Bruce Middleton, northern area manager for the South Downs Joint Committee, and his small team, have successfully retained their posts in the changeover to the South Downs National Park Authority, which comes into effect on April 1.
The only difference in their roles is that they will have a bigger area to cover.
Bruce’s experience and depth of knowledge have been widely valued, not only by professionals in the field but by groups and individuals who have sought his help during his long period with, first, the Sussex Downs Conservation Board, and latterly the Joint Committee.

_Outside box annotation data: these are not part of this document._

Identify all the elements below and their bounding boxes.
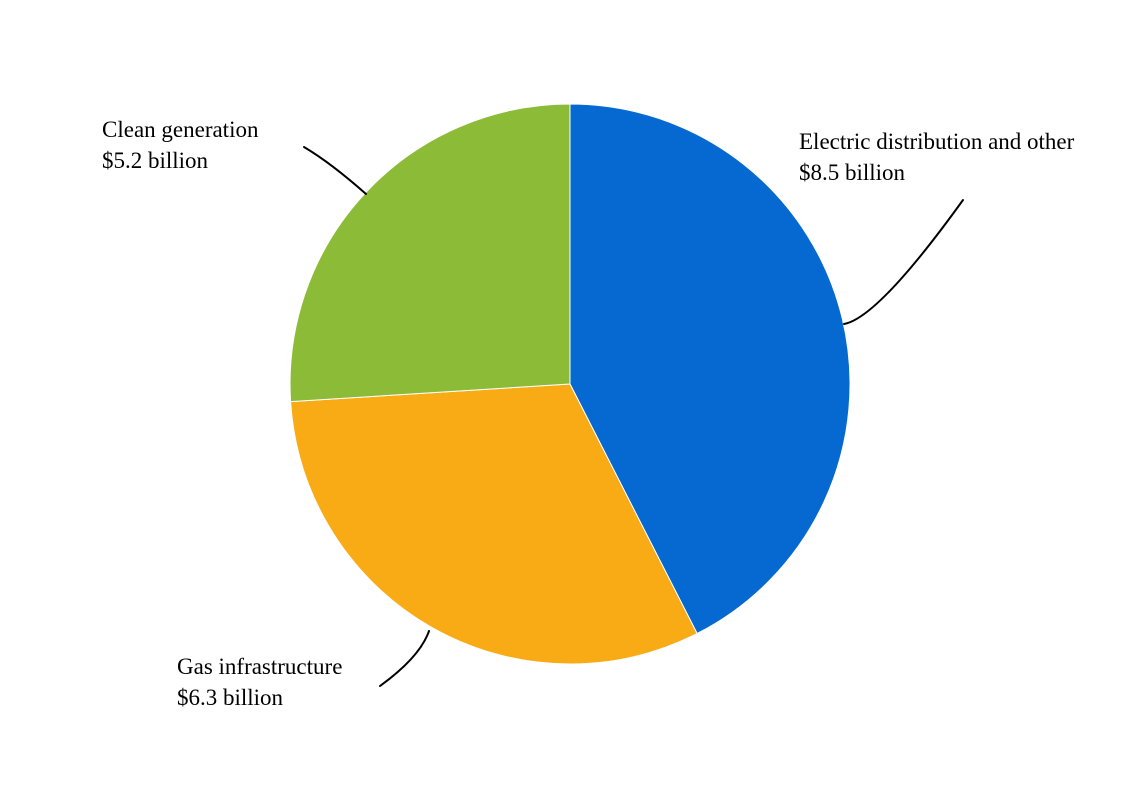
- segment-value: $6.3 billion: [177, 685, 284, 710]
- callout-clean-generation: Clean generation $5.2 billion: [102, 114, 258, 176]
- callout-electric-distribution: Electric distribution and other $8.5 bil…: [799, 126, 1074, 188]
- callout-gas-infrastructure: Gas infrastructure $6.3 billion: [177, 651, 342, 713]
- pie-slice-clean-generation: [289, 103, 571, 403]
- segment-label: Gas infrastructure: [177, 654, 343, 679]
- pie-slice-electric-distribution-and-other: [569, 103, 851, 634]
- leader-line-electric-distribution-and-other: [843, 199, 964, 325]
- segment-value: $8.5 billion: [799, 160, 906, 185]
- leader-line-clean-generation: [303, 146, 367, 195]
- segment-value: $5.2 billion: [102, 148, 209, 173]
- leader-line-gas-infrastructure: [379, 630, 430, 687]
- segment-label: Electric distribution and other: [799, 129, 1075, 154]
- segment-label: Clean generation: [102, 117, 259, 142]
- pie-slice-gas-infrastructure: [290, 383, 698, 665]
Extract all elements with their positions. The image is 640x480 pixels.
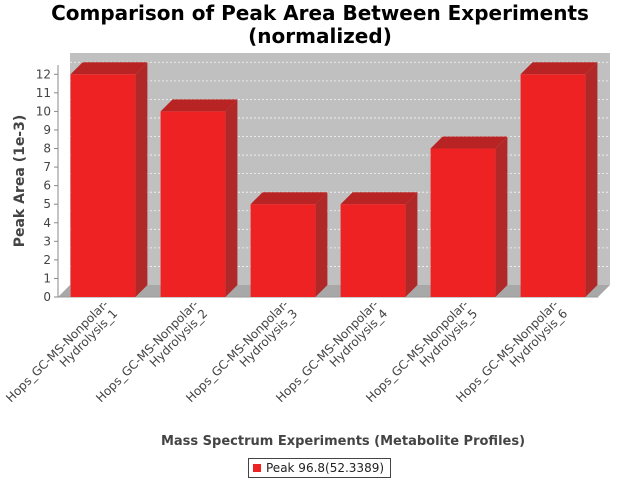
bar-side xyxy=(495,136,508,297)
y-tick-label: 2 xyxy=(43,253,51,267)
y-tick-label: 0 xyxy=(43,290,51,304)
bar-top xyxy=(70,62,148,75)
bar-top xyxy=(340,192,418,205)
y-tick-label: 4 xyxy=(43,216,51,230)
bar-top xyxy=(160,99,238,112)
y-tick-label: 6 xyxy=(43,179,51,193)
y-tick-label: 10 xyxy=(36,104,51,118)
y-tick-label: 11 xyxy=(36,86,51,100)
y-tick-label: 3 xyxy=(43,234,51,248)
x-tick-label-line: Hops_GC-MS-Nonpolar- xyxy=(3,297,111,405)
y-tick-label: 1 xyxy=(43,271,51,285)
y-tick-label: 12 xyxy=(36,67,51,81)
bar-side xyxy=(585,62,598,297)
plot-background xyxy=(70,53,610,285)
legend-label: Peak 96.8(52.3389) xyxy=(266,461,385,475)
bar-side xyxy=(405,192,418,297)
bar xyxy=(70,74,136,297)
bar-side xyxy=(225,99,238,298)
bar xyxy=(160,111,226,298)
bar xyxy=(520,74,586,297)
y-tick-label: 8 xyxy=(43,142,51,156)
legend-swatch xyxy=(253,464,261,472)
y-tick-label: 9 xyxy=(43,123,51,137)
y-tick-label: 7 xyxy=(43,160,51,174)
y-axis-label: Peak Area (1e-3) xyxy=(12,115,28,248)
chart-title-line-1: Comparison of Peak Area Between Experime… xyxy=(51,1,589,25)
bar-top xyxy=(430,136,508,149)
legend: Peak 96.8(52.3389) xyxy=(248,458,392,478)
x-axis-label: Mass Spectrum Experiments (Metabolite Pr… xyxy=(161,434,525,449)
chart-title-line-2: (normalized) xyxy=(248,24,392,48)
bar xyxy=(340,204,406,297)
bar-top xyxy=(250,192,328,205)
chart-title: Comparison of Peak Area Between Experime… xyxy=(0,2,640,48)
bar xyxy=(250,204,316,297)
bar-top xyxy=(520,62,598,75)
bar xyxy=(430,148,496,297)
y-tick-label: 5 xyxy=(43,197,51,211)
bar-side xyxy=(135,62,148,297)
bar-side xyxy=(315,192,328,297)
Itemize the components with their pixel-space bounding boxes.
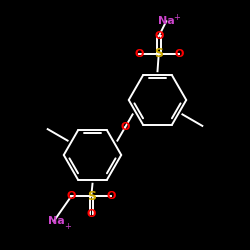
Text: O: O	[120, 122, 130, 132]
Text: O: O	[154, 31, 164, 41]
Text: O: O	[106, 191, 116, 201]
Text: O: O	[66, 191, 76, 201]
Text: +: +	[173, 13, 180, 22]
Text: +: +	[64, 222, 71, 231]
Text: S: S	[154, 47, 163, 60]
Text: O: O	[174, 49, 184, 59]
Text: Na: Na	[158, 16, 174, 26]
Text: Na: Na	[48, 216, 64, 226]
Text: O: O	[134, 49, 143, 59]
Text: O: O	[86, 209, 96, 219]
Text: S: S	[87, 190, 96, 203]
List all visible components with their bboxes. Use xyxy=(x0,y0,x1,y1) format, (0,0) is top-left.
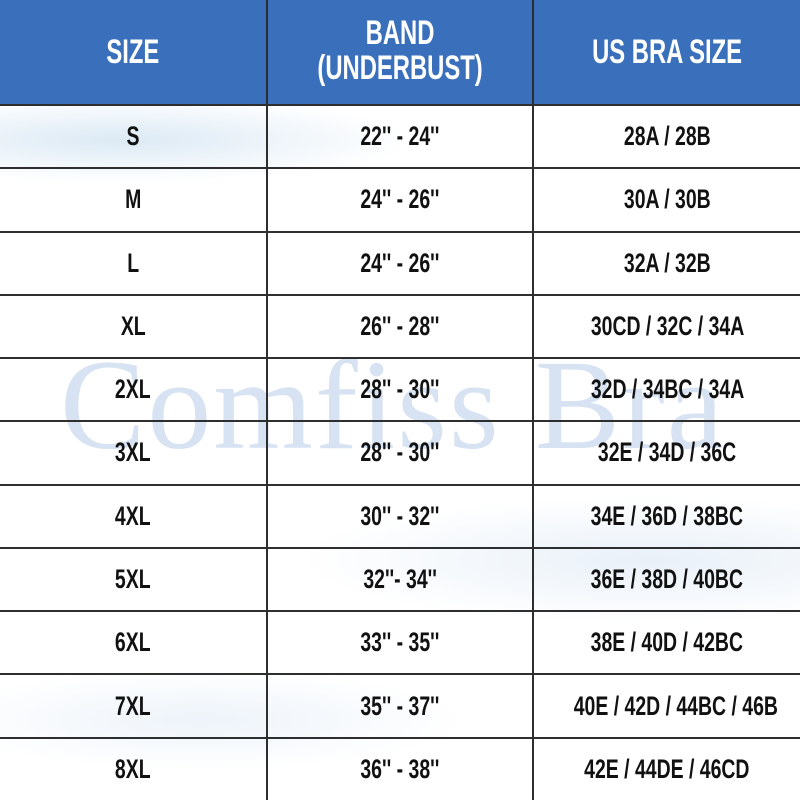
table-row: 2XL 28'' - 30'' 32D / 34BC / 34A xyxy=(0,357,800,423)
table-row: 8XL 36'' - 38'' 42E / 44DE / 46CD xyxy=(0,736,800,800)
cell-size: L xyxy=(0,230,268,296)
header-band-line2: (UNDERBUST) xyxy=(317,49,483,88)
cell-us: 32A / 32B xyxy=(532,230,800,296)
cell-size: 8XL xyxy=(0,736,268,800)
header-us-bra-size: US BRA SIZE xyxy=(532,0,800,106)
cell-size: 6XL xyxy=(0,610,268,676)
table-row: XL 26'' - 28'' 30CD / 32C / 34A xyxy=(0,293,800,360)
cell-us: 32D / 34BC / 34A xyxy=(532,357,800,423)
cell-size: 4XL xyxy=(0,483,268,549)
cell-us: 28A / 28B xyxy=(532,103,800,170)
cell-us: 40E / 42D / 44BC / 46B xyxy=(532,673,800,739)
cell-size: 7XL xyxy=(0,673,268,739)
header-size: SIZE xyxy=(0,0,268,106)
cell-us: 30CD / 32C / 34A xyxy=(532,293,800,360)
cell-us: 34E / 36D / 38BC xyxy=(532,483,800,549)
table-row: L 24'' - 26'' 32A / 32B xyxy=(0,230,800,296)
cell-us: 32E / 34D / 36C xyxy=(532,420,800,486)
cell-size: 2XL xyxy=(0,357,268,423)
cell-size: M xyxy=(0,167,268,233)
cell-size: 5XL xyxy=(0,546,268,613)
cell-band: 24'' - 26'' xyxy=(265,167,535,233)
cell-band: 28'' - 30'' xyxy=(265,420,535,486)
table-row: 3XL 28'' - 30'' 32E / 34D / 36C xyxy=(0,420,800,486)
cell-band: 24'' - 26'' xyxy=(265,230,535,296)
table-row: S 22'' - 24'' 28A / 28B xyxy=(0,103,800,170)
cell-band: 26'' - 28'' xyxy=(265,293,535,360)
cell-size: 3XL xyxy=(0,420,268,486)
table-row: 4XL 30'' - 32'' 34E / 36D / 38BC xyxy=(0,483,800,549)
cell-band: 35'' - 37'' xyxy=(265,673,535,739)
header-row: SIZE BAND (UNDERBUST) US BRA SIZE xyxy=(0,0,800,106)
cell-size: S xyxy=(0,103,268,170)
table-row: 6XL 33'' - 35'' 38E / 40D / 42BC xyxy=(0,610,800,676)
cell-us: 30A / 30B xyxy=(532,167,800,233)
cell-band: 28'' - 30'' xyxy=(265,357,535,423)
cell-band: 30'' - 32'' xyxy=(265,483,535,549)
cell-band: 22'' - 24'' xyxy=(265,103,535,170)
cell-band: 32''- 34'' xyxy=(265,546,535,613)
table-row: 7XL 35'' - 37'' 40E / 42D / 44BC / 46B xyxy=(0,673,800,739)
cell-us: 42E / 44DE / 46CD xyxy=(532,736,800,800)
header-band: BAND (UNDERBUST) xyxy=(265,0,535,106)
cell-us: 38E / 40D / 42BC xyxy=(532,610,800,676)
cell-us: 36E / 38D / 40BC xyxy=(532,546,800,613)
cell-band: 33'' - 35'' xyxy=(265,610,535,676)
header-band-line1: BAND xyxy=(365,13,435,52)
table-row: 5XL 32''- 34'' 36E / 38D / 40BC xyxy=(0,546,800,613)
cell-size: XL xyxy=(0,293,268,360)
cell-band: 36'' - 38'' xyxy=(265,736,535,800)
table-row: M 24'' - 26'' 30A / 30B xyxy=(0,167,800,233)
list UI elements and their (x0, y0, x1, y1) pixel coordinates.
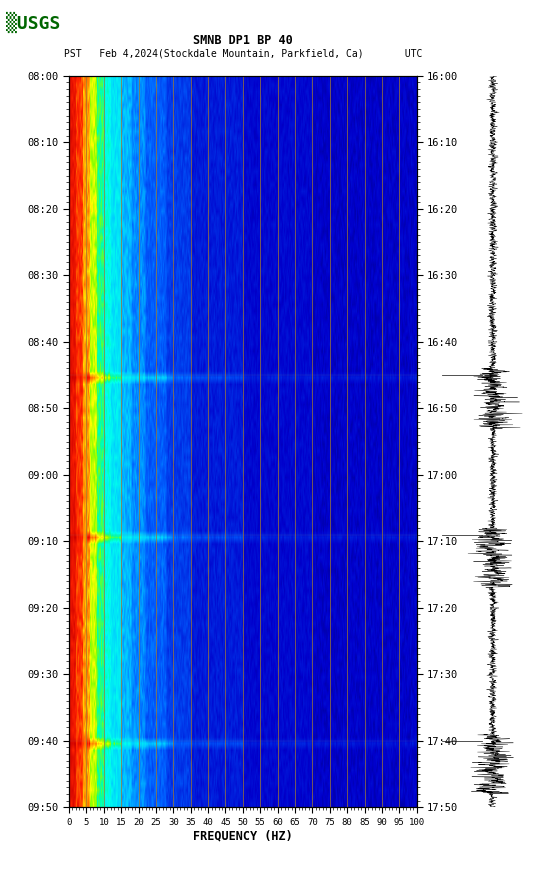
Text: ▒USGS: ▒USGS (6, 12, 60, 33)
Text: SMNB DP1 BP 40: SMNB DP1 BP 40 (193, 34, 293, 46)
Text: PST   Feb 4,2024(Stockdale Mountain, Parkfield, Ca)       UTC: PST Feb 4,2024(Stockdale Mountain, Parkf… (63, 48, 422, 59)
X-axis label: FREQUENCY (HZ): FREQUENCY (HZ) (193, 830, 293, 842)
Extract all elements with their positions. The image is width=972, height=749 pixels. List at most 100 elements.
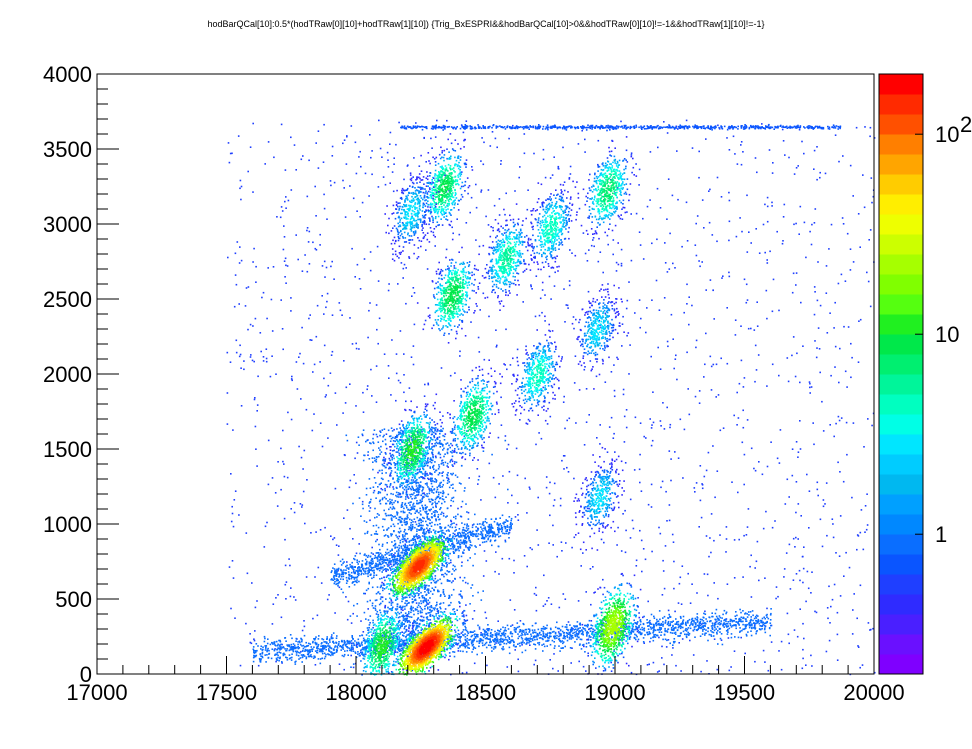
heatmap-cell (536, 594, 538, 596)
heatmap-cell (477, 468, 479, 470)
heatmap-cell (751, 625, 753, 627)
heatmap-cell (236, 352, 238, 354)
heatmap-cell (301, 327, 303, 329)
heatmap-cell (708, 190, 710, 192)
heatmap-cell (263, 360, 265, 362)
heatmap-cell (461, 562, 463, 564)
heatmap-cell (395, 472, 397, 474)
heatmap-cell (285, 282, 287, 284)
heatmap-cell (531, 635, 533, 637)
heatmap-cell (399, 427, 401, 429)
heatmap-cell (469, 212, 471, 214)
heatmap-cell (301, 457, 303, 459)
heatmap-cell (328, 385, 330, 387)
heatmap-cell (330, 535, 332, 537)
heatmap-cell (377, 343, 379, 345)
heatmap-cell (649, 418, 651, 420)
heatmap-cell (436, 497, 438, 499)
heatmap-cell (459, 351, 461, 353)
heatmap-cell (517, 659, 519, 661)
heatmap-cell (353, 667, 355, 669)
heatmap-cell (418, 595, 420, 597)
heatmap-cell (451, 573, 453, 575)
heatmap-cell (622, 316, 624, 318)
heatmap-cell (517, 514, 519, 516)
heatmap-cell (668, 639, 670, 641)
heatmap-cell (297, 644, 299, 646)
heatmap-cell (393, 506, 395, 508)
heatmap-cell (794, 546, 796, 548)
heatmap-cell (377, 592, 379, 594)
heatmap-cell (433, 580, 435, 582)
heatmap-cell (380, 492, 382, 494)
heatmap-cell (793, 273, 795, 275)
heatmap-cell (429, 519, 431, 521)
heatmap-cell (234, 306, 236, 308)
heatmap-cell (483, 575, 485, 577)
heatmap-cell (640, 629, 642, 631)
heatmap-cell (372, 450, 374, 452)
heatmap-cell (649, 199, 651, 201)
heatmap-cell (345, 645, 347, 647)
heatmap-cell (468, 477, 470, 479)
heatmap-cell (803, 546, 805, 548)
heatmap-cell (417, 488, 419, 490)
heatmap-cell (437, 524, 439, 526)
heatmap-cell (621, 345, 623, 347)
heatmap-cell (352, 613, 354, 615)
heatmap-cell (327, 293, 329, 295)
heatmap-cell (714, 638, 716, 640)
heatmap-cell (860, 532, 862, 534)
heatmap-cell (687, 388, 689, 390)
heatmap-cell (734, 539, 736, 541)
heatmap-cell (472, 631, 474, 633)
heatmap-cell (412, 607, 414, 609)
heatmap-cell (523, 630, 525, 632)
heatmap-cell (304, 635, 306, 637)
heatmap-cell (593, 237, 595, 239)
heatmap-cell (811, 665, 813, 667)
heatmap-cell (406, 605, 408, 607)
heatmap-cell (707, 640, 709, 642)
heatmap-cell (633, 528, 635, 530)
heatmap-cell (360, 515, 362, 517)
heatmap-cell (648, 504, 650, 506)
heatmap-cell (429, 606, 431, 608)
heatmap-cell (631, 154, 633, 156)
heatmap-cell (404, 489, 406, 491)
heatmap-cell (385, 610, 387, 612)
heatmap-cell (578, 143, 580, 145)
heatmap-cell (284, 260, 286, 262)
heatmap-cell (677, 199, 679, 201)
heatmap-cell (256, 465, 258, 467)
heatmap-cell (298, 446, 300, 448)
heatmap-cell (444, 436, 446, 438)
heatmap-cell (588, 508, 590, 510)
heatmap-cell (413, 631, 415, 633)
heatmap-cell (376, 525, 378, 527)
heatmap-cell (396, 487, 398, 489)
heatmap-cell (312, 430, 314, 432)
heatmap-cell (675, 632, 677, 634)
heatmap-cell (558, 166, 560, 168)
heatmap-cell (423, 509, 425, 511)
heatmap-cell (567, 305, 569, 307)
heatmap-cell (378, 280, 380, 282)
heatmap-cell (508, 637, 510, 639)
heatmap-cell (434, 524, 436, 526)
heatmap-cell (362, 202, 364, 204)
heatmap-cell (480, 191, 482, 193)
heatmap-cell (728, 240, 730, 242)
heatmap-cell (712, 625, 714, 627)
heatmap-cell (545, 604, 547, 606)
heatmap-cell (427, 268, 429, 270)
heatmap-cell (775, 598, 777, 600)
heatmap-cell (546, 628, 548, 630)
heatmap-cell (405, 303, 407, 305)
heatmap-cell (358, 639, 360, 641)
heatmap-cell (422, 507, 424, 509)
heatmap-cell (804, 222, 806, 224)
heatmap-cell (820, 305, 822, 307)
heatmap-cell (322, 265, 324, 267)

He told the Observer: “My job with the park authority will be area manager for Chichester district.
“I cover three-quarters of it now but I am going to gain quite a few more downland parishes – places like Compton, Marden, West and East Dean, Singleton, Lavant and Boxgrove.
“Nearly all of Ebernoe will be included and nearly all of Northchapel, a tiny bit of Plaistow and most of Petworth, which we had only a third of in the past.
“I am going to be losing a tiny sliver of Pulborough because that is not in Chichester district.”
His district will cover 36 complete parishes and 13 part-parishes, compared with the total of 36 in his brief with the South Downs Joint Committee.
Remaining with Bruce is his team consisting of heath officer Dan Cornell and rangers Graham West and Angela Shepherd.
Angela will continue as co-ordinator of Pathwatch, which works with parishes, landowners and the police to counter illegal vehicle use of paths.
Bruce said key to the team’s work within the national park authority would be liaising with the park’s communities.
“We are also going to be talking with farmers and landowners, working to achieve a balance between food production and wildlife interests,” he explained.
Many of their previous commitments will continue – such as helping to organise the bi-annual Weed and Wildflower Festival at Bignor, and assisting the group at Fernhurst with its preservation of the old ironworks.
“We are still planning to do a reptile safari and that sort of thing,” Bruce added.
“And we hope to be able to give talks to groups, as and when we get invited.”
The only significant responsibilities the team will not be taking with them are the maintenance of the wildlife-rich Burton Pond near Duncton and of public rights of way.
Controversially, particularly in respect of the latter, West Sussex County Council is taking them back.